Phase 1.5: Content Enrichment¶
Module: src/content_enricher.py
Estimated Time: ~1 day
Objective¶
Fill in missing abstracts and obtain full-text content for key papers using three complementary strategies.
Enrichment Strategies¶
The system applies strategies in order, stopping once a paper has sufficient content:
Strategy A: Semantic Scholar API¶
- Fetches
abstractandTLDR(AI-generated summary) for each paper by DOI - Rate-limited to 1 request per second
- Responses cached to
output/openalex_cache/semantic_scholar/
Strategy B: Open Access PDF Download¶
- Query Unpaywall API to find OA PDF URLs
- Download PDF files
- Extract text using PyMuPDF (with pdfplumber as fallback)
- Cache PDFs and extracted text to
output/openalex_cache/fulltext/
Strategy C: CORE API (Placeholder)¶
Reserved for future integration with the CORE API for additional full-text access.
Data Flow¶
flowchart LR
PUB[publications.parquet] --> E{Enrich}
E -->|Strategy A| SS[Semantic Scholar API]
E -->|Strategy B| UP[Unpaywall → PDF → Text]

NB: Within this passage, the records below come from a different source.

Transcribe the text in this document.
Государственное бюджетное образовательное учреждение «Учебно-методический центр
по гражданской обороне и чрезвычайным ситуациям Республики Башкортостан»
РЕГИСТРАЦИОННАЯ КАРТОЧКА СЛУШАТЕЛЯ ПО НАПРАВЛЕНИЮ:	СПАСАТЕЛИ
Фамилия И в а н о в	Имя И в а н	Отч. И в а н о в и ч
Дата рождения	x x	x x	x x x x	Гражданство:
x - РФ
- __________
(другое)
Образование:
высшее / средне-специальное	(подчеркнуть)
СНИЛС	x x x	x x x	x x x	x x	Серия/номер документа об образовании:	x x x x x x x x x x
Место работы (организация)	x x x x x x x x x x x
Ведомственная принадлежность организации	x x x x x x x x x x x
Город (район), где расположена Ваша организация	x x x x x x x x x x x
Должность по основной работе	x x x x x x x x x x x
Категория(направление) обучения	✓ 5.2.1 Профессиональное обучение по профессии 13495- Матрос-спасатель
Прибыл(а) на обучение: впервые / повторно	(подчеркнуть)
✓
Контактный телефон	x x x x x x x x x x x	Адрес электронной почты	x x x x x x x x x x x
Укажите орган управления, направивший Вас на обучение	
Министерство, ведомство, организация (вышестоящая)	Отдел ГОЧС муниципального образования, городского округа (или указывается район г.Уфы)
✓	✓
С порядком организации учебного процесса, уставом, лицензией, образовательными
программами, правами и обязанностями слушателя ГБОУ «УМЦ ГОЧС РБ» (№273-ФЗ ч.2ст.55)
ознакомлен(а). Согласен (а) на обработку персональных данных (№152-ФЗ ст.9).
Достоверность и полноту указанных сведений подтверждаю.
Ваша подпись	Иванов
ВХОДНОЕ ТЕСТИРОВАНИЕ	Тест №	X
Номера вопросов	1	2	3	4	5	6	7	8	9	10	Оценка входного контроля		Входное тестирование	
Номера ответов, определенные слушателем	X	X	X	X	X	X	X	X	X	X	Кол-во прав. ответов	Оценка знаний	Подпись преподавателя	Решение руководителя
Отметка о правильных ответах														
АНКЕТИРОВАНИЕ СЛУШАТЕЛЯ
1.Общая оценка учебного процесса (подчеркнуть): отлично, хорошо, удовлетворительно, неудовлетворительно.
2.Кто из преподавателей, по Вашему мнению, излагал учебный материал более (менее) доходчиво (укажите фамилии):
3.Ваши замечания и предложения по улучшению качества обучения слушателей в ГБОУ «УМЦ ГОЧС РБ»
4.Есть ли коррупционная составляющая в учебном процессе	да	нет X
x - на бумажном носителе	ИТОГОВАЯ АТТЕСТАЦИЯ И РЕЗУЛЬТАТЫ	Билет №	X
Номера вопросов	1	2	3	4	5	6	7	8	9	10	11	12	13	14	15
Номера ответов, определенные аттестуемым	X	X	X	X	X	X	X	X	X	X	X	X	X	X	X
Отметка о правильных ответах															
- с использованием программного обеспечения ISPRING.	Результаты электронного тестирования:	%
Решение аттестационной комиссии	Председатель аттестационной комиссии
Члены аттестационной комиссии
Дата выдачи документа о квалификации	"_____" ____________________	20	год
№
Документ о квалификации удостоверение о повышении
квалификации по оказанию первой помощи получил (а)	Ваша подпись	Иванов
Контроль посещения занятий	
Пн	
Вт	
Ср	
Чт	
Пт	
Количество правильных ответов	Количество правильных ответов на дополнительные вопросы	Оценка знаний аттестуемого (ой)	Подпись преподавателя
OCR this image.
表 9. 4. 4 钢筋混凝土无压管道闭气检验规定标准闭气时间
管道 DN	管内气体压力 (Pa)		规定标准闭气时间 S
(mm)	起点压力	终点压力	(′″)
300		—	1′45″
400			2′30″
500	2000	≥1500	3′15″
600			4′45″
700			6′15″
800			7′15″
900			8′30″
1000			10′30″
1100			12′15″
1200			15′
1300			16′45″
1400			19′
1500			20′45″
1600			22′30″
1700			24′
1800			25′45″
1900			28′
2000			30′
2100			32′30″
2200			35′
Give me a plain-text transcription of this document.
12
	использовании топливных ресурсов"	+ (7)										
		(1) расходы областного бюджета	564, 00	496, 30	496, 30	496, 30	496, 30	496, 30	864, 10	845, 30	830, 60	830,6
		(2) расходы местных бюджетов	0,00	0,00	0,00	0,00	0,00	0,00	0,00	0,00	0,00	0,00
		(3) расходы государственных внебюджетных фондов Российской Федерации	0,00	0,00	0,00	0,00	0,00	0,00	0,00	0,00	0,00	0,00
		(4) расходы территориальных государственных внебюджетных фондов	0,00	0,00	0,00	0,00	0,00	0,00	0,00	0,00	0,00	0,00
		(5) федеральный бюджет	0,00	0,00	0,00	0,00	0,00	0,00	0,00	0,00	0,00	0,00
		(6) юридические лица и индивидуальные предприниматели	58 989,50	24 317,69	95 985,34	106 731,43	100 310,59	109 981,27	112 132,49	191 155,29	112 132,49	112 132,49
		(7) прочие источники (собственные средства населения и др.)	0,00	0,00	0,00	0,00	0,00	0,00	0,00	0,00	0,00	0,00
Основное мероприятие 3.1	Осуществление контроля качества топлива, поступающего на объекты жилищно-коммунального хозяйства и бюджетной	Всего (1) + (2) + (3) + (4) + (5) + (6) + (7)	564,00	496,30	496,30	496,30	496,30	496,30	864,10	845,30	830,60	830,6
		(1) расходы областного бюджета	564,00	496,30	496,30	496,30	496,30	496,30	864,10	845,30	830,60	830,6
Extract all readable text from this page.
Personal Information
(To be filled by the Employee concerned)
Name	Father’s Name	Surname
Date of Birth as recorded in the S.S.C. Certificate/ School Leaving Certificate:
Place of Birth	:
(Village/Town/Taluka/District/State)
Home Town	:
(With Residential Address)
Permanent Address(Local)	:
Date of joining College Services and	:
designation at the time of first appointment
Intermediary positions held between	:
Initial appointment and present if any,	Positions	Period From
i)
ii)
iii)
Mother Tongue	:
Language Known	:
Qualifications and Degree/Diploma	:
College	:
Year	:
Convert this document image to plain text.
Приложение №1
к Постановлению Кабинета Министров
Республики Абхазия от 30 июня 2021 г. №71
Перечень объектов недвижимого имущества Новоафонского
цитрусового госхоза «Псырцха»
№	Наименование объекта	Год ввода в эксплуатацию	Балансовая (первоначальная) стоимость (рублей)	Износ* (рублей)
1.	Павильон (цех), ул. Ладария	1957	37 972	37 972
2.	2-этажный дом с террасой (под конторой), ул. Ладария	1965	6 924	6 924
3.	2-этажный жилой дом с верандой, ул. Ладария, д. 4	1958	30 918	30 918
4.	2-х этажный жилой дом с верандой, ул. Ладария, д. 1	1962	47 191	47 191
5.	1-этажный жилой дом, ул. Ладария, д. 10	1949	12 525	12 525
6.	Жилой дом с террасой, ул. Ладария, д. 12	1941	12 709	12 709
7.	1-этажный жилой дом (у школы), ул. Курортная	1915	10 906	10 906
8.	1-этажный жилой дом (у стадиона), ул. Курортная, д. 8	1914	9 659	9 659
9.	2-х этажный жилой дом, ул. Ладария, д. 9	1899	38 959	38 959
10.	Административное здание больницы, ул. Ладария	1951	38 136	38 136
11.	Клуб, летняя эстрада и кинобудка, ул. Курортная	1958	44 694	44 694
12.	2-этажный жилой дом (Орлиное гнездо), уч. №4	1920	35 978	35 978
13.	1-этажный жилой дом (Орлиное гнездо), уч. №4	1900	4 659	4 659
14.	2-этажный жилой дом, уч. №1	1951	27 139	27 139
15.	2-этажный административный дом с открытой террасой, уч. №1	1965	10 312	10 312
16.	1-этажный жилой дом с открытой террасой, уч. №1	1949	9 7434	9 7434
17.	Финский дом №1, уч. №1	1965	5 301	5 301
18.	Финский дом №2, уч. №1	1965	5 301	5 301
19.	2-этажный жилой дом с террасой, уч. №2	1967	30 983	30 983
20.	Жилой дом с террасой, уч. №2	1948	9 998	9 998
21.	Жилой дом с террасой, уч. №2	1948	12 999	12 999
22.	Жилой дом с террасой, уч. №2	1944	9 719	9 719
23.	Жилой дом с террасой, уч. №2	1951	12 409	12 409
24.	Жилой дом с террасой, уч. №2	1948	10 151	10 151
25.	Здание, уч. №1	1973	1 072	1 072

E -->|Strategy C| CORE[CORE API]
SS --> OUT[Updated publications.parquet]
UP --> OUT
CORE --> OUT
Added Columns¶
After enrichment, the following columns are added to publications.parquet:
| Column | Type | Description |
|---|---|---|
abstract_enriched |
string | Best available abstract (original or from S2) |
tldr |
string | AI-generated one-line summary from Semantic Scholar |
fulltext |
string | Full paper text extracted from PDF |
content_source |
string | Source of enriched content (original, semantic_scholar, oa_pdf) |
Caching¶
All API responses and downloaded files are cached to avoid redundant requests:
output/openalex_cache/
├── semantic_scholar/ # S2 API JSON responses
├── unpaywall/ # Unpaywall API JSON responses
├── pdfs/ # Downloaded PDF files
└── fulltext/ # Extracted text JSON files